Entretanto, independente da causa, os pacientes precisam de avaliação por fisioterapeuta e a definição de uma estratégia de reabilitação neuromuscular, para melhorar equilíbrio, força e reflexos posturais, comumente prejudicados na neuropatia periférica. Os cuidados dos pés também são essências, pois a sensibilidade neles fica marcadamente diminuída, podendo levar a formação de feridas imperceptíveis pelo indivíduo. Assim, recomenda-se lavagem adequada, entre os dedos, secagem com toalha separada, sentado, de forma minuciosa, inspeção diária entre os dedos e na sola dos pés e uso de calçados confortáveis, não apertados e sem costuras internas.

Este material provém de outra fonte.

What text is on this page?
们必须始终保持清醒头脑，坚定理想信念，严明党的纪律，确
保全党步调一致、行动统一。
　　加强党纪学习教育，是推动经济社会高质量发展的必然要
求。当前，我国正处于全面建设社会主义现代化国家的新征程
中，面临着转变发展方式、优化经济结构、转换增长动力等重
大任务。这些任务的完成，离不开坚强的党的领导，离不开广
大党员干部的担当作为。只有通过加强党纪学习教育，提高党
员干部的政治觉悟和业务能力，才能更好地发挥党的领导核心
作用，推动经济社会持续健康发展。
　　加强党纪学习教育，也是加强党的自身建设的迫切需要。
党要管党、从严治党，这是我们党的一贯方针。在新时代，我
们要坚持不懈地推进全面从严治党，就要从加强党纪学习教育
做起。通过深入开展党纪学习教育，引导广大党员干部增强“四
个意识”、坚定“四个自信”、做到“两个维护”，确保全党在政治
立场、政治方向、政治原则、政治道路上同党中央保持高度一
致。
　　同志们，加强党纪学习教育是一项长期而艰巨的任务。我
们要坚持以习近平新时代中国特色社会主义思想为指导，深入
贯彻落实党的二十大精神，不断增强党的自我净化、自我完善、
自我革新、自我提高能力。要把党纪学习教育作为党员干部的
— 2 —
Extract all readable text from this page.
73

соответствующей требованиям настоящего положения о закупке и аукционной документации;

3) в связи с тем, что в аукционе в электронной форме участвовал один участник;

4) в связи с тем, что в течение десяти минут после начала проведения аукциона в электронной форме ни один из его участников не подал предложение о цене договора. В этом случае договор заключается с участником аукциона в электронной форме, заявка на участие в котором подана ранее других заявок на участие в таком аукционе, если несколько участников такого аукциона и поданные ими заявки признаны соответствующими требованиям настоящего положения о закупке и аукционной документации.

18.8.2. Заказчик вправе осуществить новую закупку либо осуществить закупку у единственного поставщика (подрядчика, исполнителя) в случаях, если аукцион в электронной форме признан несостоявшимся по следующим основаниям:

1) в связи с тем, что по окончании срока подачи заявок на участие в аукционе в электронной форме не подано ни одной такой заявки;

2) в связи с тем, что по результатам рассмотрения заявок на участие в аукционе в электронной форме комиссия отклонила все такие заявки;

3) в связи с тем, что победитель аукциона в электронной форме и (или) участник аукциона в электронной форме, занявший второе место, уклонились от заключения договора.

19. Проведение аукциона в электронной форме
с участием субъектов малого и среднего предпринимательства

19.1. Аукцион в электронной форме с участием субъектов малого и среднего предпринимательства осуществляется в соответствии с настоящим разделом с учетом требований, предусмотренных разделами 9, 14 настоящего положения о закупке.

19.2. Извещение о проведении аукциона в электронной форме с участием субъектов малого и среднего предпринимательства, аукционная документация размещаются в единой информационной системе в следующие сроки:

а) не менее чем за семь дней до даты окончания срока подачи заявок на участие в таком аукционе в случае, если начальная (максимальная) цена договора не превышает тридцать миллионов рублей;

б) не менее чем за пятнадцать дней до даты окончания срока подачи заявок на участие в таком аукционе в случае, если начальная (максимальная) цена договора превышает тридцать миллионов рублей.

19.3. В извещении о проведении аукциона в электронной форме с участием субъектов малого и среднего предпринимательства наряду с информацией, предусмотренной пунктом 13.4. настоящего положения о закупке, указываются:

Assim, a combinação do tratamento médico, dos cuidados de reabilitação e a atenção do próprio paciente ao seu corpo é essencial para mudarmos positivamente a evolução da neuropatia periférica.
 
Referências
Amato AA, Russel JA. Neuropathies Associated with Infections. In: Neuromuscular Disorder. 2nd edition. Ed McGraw-Hill Education. 2016
Bromberg MB. An approach to the evaluation of peripheral neuropathies. Semin Neurol 2010;30:350–355.
Russel JA. General approach to peripheral nerve disorders. Continuum (Minneap Minn) 2017;23(5):1241–1262.